Başbakan Erdoğan"a zerre kadar tahammülü olmayanların, kendilerinden farklı düşünen herkesi cumhuriyetin iç düşmanı gibi görenlerin, hala yeni bir toplum yaratmayı cumhuriyetçilik zanneden o totaliter düşünceli kafaların çoğulculuk ve tahammül diye konuşmaları iki yüzlülükten öte bir anlama sahip değildir.

O tipik CHP zihniyetine mensup olanların istediği nedir biliyor musunuz?

Tekrar eski Türkiye"ye dönmek.

Tekrar o mutlu ve imtiyazlı azınlık rejimine geri dönmek.

Onların istediği cumhuriyet Baas tipi bir cumhuriyettir.

Azınlığın çoğunluğa tahakkümde bulunduğu bir diktatoryal cumhuriyettir.

Kendi vesayetlerinde bir cumhuriyet olsun istiyorlar.
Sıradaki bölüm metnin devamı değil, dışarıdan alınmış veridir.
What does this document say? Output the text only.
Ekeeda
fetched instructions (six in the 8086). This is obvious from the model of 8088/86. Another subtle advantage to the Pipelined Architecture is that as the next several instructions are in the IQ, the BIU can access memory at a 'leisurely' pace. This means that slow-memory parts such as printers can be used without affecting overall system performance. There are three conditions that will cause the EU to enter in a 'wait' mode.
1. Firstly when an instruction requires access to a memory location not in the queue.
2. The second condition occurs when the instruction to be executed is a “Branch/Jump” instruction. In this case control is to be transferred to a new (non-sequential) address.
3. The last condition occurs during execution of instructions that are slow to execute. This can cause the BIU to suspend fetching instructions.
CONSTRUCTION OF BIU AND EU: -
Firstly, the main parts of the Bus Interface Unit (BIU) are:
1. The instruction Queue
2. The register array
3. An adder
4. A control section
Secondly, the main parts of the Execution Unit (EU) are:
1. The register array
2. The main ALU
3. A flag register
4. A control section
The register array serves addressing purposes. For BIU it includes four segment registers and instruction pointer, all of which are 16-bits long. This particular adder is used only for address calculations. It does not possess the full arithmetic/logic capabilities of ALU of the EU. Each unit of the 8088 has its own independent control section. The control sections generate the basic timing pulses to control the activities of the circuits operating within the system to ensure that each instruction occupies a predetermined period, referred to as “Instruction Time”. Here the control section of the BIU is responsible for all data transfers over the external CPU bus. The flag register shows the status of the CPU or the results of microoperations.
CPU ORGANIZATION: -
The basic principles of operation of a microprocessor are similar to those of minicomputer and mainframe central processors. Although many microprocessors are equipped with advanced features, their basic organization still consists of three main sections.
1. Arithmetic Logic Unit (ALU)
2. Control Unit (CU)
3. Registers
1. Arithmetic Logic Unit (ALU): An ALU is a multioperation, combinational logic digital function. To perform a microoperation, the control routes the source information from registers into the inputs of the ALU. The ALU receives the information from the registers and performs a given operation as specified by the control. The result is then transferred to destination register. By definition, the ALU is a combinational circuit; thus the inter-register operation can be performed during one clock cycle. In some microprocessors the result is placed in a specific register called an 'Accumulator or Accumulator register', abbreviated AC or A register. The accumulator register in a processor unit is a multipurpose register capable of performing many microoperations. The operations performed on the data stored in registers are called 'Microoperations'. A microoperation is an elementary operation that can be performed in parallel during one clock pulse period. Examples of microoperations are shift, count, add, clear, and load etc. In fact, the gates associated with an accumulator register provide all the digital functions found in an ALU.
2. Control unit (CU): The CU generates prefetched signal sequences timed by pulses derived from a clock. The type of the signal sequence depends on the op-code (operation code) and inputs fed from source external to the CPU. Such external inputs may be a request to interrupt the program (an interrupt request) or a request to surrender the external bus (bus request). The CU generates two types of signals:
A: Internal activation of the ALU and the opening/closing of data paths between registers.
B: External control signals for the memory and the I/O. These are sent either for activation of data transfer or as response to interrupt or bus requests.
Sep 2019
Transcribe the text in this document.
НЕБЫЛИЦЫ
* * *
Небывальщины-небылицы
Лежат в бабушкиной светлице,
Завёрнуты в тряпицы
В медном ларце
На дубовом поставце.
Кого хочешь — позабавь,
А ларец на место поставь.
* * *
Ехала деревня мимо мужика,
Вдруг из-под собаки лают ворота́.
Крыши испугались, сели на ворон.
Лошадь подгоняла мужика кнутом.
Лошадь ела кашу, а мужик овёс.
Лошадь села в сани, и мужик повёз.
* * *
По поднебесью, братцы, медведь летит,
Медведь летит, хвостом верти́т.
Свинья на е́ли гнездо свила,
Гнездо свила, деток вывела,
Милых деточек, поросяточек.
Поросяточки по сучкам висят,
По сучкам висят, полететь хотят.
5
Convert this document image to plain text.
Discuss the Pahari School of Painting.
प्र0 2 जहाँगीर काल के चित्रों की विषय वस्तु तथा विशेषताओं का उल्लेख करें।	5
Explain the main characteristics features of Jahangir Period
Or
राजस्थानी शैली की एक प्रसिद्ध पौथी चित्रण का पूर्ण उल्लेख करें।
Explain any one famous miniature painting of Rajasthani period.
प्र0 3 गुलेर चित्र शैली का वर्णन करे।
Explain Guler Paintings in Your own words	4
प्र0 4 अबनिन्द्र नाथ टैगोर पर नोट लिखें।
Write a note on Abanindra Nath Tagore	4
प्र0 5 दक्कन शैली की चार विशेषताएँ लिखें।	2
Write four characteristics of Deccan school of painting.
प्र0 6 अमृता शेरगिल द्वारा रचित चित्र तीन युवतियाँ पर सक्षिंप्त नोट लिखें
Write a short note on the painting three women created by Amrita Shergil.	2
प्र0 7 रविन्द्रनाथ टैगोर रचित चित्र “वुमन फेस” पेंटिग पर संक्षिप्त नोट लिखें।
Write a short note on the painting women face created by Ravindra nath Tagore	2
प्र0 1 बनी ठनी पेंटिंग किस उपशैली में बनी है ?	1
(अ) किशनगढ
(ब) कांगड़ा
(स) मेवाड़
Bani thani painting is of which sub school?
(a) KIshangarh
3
Ah, bir de sandık olmasa tıpkı eskisi gibi, ne güzel olur diye hayal kuruyorlar!

Ha, bitirmeden değineyim:

Demokrasi öyle iddia ettikleri gibi bir yaşam tarzı filan da değildir ha, bilesiniz!

Demokrasi ideolojisizdir.

Vatandaşlarına ideoloji veya yaşam tarzı dayatan bir rejimin adı da zinhar demokrasi değildir.

Herkes doğru oturup doğru konuşsun.

Ve maskelerin arkasına sığınmasın.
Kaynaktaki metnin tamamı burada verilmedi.